DevelopmentSelf Publishing

“But only Jedi have principles!”

Whoa settle down bro, I haven’t even gotten started yet. This might be the most important thing you learn about designing your board game.

Very early on in development I had an idea of what Mothership was about and how I wanted it to be played. These are referred to as your principles, guidelines, foundation. Once you decide on these for your game, every decision you make from that point onward should fit those principles and influence your design choices. What were mine?

Mothership was to:

  1. Not feel like the game was dragging.
  2. Be fun (this is a good one duh)
  3. Allow a measure of randomness but not at the expense of tactics.

These three principles came directly from many years of playing tabletop war games.

Game Drag

Tabletop war-game ‘Brikwars’ played with LEGO bricks.

As much fun as dice-based war-games are, at the 3 to 4 hour mark my friends and I started to get sick of playing. We’d usually give up and go play smash brothers, which is a shame because war-games take a lot of effort to setup and an entire night would have to be set aside to at least have a chance of finishing.

Ask specific questions during play-testing: Are you having fun? Are you thinking of strategy? Or are you thinking about what’s on TV?

Throughout the entire play testing period for Mothership I kept asking players “How are you feeling? It’s been 1 hour, are you still engaged? Are you still excited to play?” Most would say “Yeah, I guess so?” That’s a crappy answer. I wanted enthusiasm!  That’s what you want too. This isn’t Yahtzee. This is a game you’re investing serious time into. At the 1 hour mark, I wanted my players to say “Hell yeah this is fun! I’m trying to bait my opponent out of that asteroid field so I can surround him…” or something to that effect. In other words, I wanted to make a game that was…

Fun

Flamethrowers make everything fun.

This seems like a no-brainer right? The entire purpose of making games is so we can have fun. But designers constantly make decisions that lower a game’s fun. Here’s an example:

In my game there was a card that resurrected your most powerful ship, the Mothership. This was an ability I thought necessary. Play-testing revealed the opposite of fun. The player that invested the time and effort in destroying their opponent’s ship was devastated that their hard work was all undone in an instant.

Blue shell of punch your sibling in the face.But something happened I couldn’t predict: Now that everyone knew there was a card with that ability, that’s all everyone cared about, getting that card. As a result the most powerful ship in the game was devalued. Then, no one took risks to kill anyone’s Mothership because, “oh what’s the point they might have a card to bring it back.”

Wild generalization: No game needs blue shells

I took a leaf out of PC roguelike games. When you die, that’s it. There are no miracles.  You might think that sounds boring, but consider what the player thinks: “This is all I have for the entire game, I must plan carefully.” Therefore they get more satisfaction when they make a kill or they survive someone else’s tactics. It’s a psychological thing too. No competitive person likes playing Mario Kart because when coming first, at any time, you could be hit with a blue shell. That’s not fun, that’s annoying.

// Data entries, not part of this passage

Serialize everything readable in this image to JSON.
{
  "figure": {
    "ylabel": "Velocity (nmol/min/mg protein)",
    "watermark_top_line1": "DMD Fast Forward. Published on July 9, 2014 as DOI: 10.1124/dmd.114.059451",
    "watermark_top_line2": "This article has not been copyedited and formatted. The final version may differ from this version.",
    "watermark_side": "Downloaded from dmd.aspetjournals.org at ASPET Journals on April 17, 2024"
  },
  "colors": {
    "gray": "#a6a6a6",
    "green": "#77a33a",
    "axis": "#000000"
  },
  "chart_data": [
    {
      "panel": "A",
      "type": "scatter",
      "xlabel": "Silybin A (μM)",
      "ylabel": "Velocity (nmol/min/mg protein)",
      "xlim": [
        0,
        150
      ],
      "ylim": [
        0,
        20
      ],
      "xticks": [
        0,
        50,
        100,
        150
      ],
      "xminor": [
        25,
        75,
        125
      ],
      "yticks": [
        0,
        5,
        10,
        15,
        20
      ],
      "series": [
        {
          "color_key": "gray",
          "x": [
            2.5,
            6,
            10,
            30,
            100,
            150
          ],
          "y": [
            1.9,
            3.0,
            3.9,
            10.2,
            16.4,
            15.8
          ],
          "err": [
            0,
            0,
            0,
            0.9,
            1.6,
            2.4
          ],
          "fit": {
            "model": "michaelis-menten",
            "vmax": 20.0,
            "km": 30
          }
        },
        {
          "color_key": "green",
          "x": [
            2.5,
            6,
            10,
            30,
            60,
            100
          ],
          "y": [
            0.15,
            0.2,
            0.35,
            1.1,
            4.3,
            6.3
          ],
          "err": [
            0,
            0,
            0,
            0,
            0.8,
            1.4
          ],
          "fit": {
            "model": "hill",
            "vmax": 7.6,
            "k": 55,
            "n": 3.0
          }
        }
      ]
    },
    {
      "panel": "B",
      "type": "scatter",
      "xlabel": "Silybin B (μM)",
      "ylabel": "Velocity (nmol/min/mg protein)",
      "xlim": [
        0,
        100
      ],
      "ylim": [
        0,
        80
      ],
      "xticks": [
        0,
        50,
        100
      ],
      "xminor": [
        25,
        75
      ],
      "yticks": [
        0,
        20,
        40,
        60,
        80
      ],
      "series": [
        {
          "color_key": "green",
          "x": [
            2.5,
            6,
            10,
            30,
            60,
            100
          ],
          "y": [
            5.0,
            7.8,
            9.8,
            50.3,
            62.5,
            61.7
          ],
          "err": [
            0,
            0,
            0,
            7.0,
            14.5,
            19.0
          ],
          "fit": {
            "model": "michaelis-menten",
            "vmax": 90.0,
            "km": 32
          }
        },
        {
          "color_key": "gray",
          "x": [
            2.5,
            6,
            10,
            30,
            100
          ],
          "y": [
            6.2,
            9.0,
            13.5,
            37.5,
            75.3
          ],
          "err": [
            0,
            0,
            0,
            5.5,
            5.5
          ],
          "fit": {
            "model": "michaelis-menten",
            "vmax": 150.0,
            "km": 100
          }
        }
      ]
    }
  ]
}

A commenter over at reddit, 3kindofsalt, had a great reply to this section and I think if you’re a budding designer you need to consider it as well:

The card that resurrects the Mothership didn’t break the game because it was a Blue Shell, it broke the game because it was way north of the power curve. Blue Shells are fun, because they provide tension for the player in first place (who is at risk of simply getting bored, as he is now playing alone) and hope for the player in last place(who is at risk of feeling hopeless). Of course getting hit by one isn’t fun, but you’re in first place. It can also be said that it sucks for the guy in last place because you have no control over whether or not you get one.

This brings me to my last principle:

Allow a measure of randomness but not at the expense of tactics.

Play-testing really gave this one a work out.

sketches

Concepts and sketches for Mothership.

Mothership features two ways of upgrading your fleet: A technology tree or random chance cards. Both are viable options to pursue. Both cost in-game money.

The bulk of play-testing was balancing the tech tree and making sure the chance cards weren’t too powerful. The end result? Well, the late game didn’t drag if you were winning because you had to stay on your toes. If you were losing you weren’t depressed because with your remaining money and chance cards you could potentially do a lot of damage to your opponent.

It was a fluke to make a game that was fun to win and fun to lose. But it was all because of the above principles. They guided my game’s development from start to finish. They aided me when I had to make the tough decisions. I cut an entire feature from the game because it made the game go longer every time we played and added nothing the experience.

So, look at your game. What are your design principles? Cut and add stuff based on that foundation, your game will be better off for it.